Pharmaceutical Evaluation of Gas-Filled Microparticles as Gene Delivery System

Purpose. To produce and characterize a nonviral ultrasound-controlled release system of plasmid DNA (pDNA) encapsulated in gas-filled poly(D,L-lactide-co-glycolide) microparticles (PLGA-MPs). Methods. Different cationic polymers were used to form pDNA/polymer complexes to enhance the stability of pDNA during microparticle preparation. The physico-acoustical properties of the microparticles, particle size, pDNA integrity, encapsulation efficiency and pDNA release behavior were studied in vitro.

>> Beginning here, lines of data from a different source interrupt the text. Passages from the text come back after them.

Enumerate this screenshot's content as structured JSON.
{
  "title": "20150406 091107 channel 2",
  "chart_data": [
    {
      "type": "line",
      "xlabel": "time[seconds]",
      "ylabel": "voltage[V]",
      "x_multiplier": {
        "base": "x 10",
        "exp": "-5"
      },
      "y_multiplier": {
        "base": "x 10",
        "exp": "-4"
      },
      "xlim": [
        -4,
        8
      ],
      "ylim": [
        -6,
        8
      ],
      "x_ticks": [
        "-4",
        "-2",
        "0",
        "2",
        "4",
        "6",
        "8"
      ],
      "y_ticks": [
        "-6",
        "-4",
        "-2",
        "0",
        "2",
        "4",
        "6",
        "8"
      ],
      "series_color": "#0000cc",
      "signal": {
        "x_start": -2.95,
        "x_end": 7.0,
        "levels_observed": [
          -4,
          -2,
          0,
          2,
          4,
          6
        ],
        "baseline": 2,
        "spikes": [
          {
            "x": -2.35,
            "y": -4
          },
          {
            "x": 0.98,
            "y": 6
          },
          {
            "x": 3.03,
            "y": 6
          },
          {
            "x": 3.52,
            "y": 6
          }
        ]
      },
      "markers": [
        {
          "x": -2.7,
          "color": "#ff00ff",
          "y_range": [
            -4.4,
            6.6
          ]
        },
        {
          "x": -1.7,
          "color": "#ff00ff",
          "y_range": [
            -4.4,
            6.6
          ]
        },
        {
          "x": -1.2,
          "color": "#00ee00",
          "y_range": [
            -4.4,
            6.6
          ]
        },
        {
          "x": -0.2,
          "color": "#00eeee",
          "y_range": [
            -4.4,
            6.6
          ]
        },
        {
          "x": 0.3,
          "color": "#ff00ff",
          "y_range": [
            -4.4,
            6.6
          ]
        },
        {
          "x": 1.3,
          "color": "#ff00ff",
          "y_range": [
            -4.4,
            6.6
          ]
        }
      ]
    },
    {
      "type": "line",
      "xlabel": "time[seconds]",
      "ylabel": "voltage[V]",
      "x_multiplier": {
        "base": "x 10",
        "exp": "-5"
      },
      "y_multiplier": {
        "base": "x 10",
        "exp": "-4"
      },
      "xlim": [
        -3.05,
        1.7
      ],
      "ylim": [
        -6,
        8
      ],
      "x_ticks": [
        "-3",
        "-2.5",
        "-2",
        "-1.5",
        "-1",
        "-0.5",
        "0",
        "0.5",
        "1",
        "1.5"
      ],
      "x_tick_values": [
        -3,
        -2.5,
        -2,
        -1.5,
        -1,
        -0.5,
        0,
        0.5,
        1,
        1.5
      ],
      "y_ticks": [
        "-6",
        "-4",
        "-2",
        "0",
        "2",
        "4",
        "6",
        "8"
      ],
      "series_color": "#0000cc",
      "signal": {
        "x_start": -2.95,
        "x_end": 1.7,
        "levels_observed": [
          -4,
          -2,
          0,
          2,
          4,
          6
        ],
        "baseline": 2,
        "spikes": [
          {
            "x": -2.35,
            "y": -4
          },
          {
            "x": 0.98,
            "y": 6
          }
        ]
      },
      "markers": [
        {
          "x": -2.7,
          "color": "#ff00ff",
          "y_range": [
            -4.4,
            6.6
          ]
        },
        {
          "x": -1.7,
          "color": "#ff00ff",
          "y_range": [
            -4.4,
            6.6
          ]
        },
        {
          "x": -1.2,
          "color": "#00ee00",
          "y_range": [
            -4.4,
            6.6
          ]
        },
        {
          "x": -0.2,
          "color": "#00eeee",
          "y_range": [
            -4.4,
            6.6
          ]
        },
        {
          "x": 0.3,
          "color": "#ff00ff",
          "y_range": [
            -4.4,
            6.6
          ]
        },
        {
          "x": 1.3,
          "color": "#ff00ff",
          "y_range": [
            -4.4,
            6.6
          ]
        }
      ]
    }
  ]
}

Results. The microparticles had an average particle size of around 5 m. More than 50% of all microparticles contained a gas core, and when exposed to pulsed ultrasound as used for color Doppler imaging create a signal that yields typical color patterns (stimulated acoustic emission) as a result of the ultrasound-induced destruction of the microparticles. Thirty percent of the pDNA used was successfully encapsulated and approximately 10% of the encapsulated pDNA was released by ultrasound within 10 min. Conclusions. Plasmid DNA can be encapsulated in biodegradable gas-filled PLGA-MPs without hints for a structural disintegration. A pDNA release by ultrasound-induced microparticle-destruction could be shown in vitro.